We investigate how much can be learnt about four types of primordial
non-Gaussianity (PNG) from small-scale measurements of the halo field. Using
the \textsc{quijote-png} simulations, we quantify the information content
accessible with measurements of the halo power spectrum monopole and
quadrupole, the matter power spectrum, the halo-matter cross spectrum and the
halo bispectrum monopole. This analysis is the first to include small,
non-linear scales, up to ${k}_{\mathrm{max}}=0.5\mathrm{h}/\mathrm{Mpc}$ , and to explore
whether these scales can break degeneracies with cosmological and nuisance
parameters making use of thousands of N-body simulations. For \emph{local} PNG,
measurements of the scale dependent bias effect from the power spectrum using
sample variance cancellation provide significantly tighter constraints than
measurements of the halo bispectrum. In this case measurements of the small
scales add minimal additional constraining power. In contrast, the information
on \emph{equilateral} and \emph{orthogonal} PNG is primarily accessible through
the bispectrum.

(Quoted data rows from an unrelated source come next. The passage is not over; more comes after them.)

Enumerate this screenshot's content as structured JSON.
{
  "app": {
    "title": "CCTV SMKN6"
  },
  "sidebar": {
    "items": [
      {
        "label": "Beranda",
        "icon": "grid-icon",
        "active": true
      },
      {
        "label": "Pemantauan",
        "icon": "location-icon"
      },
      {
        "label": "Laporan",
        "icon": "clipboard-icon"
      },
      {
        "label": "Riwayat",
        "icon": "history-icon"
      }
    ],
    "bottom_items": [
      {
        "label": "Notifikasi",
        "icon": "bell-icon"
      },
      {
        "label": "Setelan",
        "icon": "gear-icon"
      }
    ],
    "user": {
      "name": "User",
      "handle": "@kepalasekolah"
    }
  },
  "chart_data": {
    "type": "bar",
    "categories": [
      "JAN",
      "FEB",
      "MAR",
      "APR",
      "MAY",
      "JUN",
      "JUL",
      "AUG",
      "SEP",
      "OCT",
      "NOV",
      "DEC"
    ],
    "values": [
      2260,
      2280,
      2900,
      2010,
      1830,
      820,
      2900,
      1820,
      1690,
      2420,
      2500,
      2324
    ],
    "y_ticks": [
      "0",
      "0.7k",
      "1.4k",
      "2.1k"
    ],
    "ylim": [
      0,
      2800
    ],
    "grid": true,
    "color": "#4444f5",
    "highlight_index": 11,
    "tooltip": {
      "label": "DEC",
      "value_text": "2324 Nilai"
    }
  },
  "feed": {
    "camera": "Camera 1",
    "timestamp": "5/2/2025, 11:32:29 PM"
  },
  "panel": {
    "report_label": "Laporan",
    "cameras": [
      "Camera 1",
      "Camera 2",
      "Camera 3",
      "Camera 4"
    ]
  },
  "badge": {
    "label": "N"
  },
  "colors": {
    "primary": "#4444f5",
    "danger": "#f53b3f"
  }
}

For these shapes, small scale measurements increase the
constraining power of the halo bispectrum by up to $\times 4$ , though the
addition of scales beyond $k\approx 0.3\mathrm{h}/\mathrm{Mpc}$ improves constraints
largely through reducing degeneracies between PNG and the other parameters.
These degeneracies are even more powerfully mitigated through combining power
spectrum and bispectrum measurements. However even with combined measurements
and small scale information, \emph{equilateral} non-Gaussianity remains highly
degenerate with ${\sigma}_{8}$ and our bias model.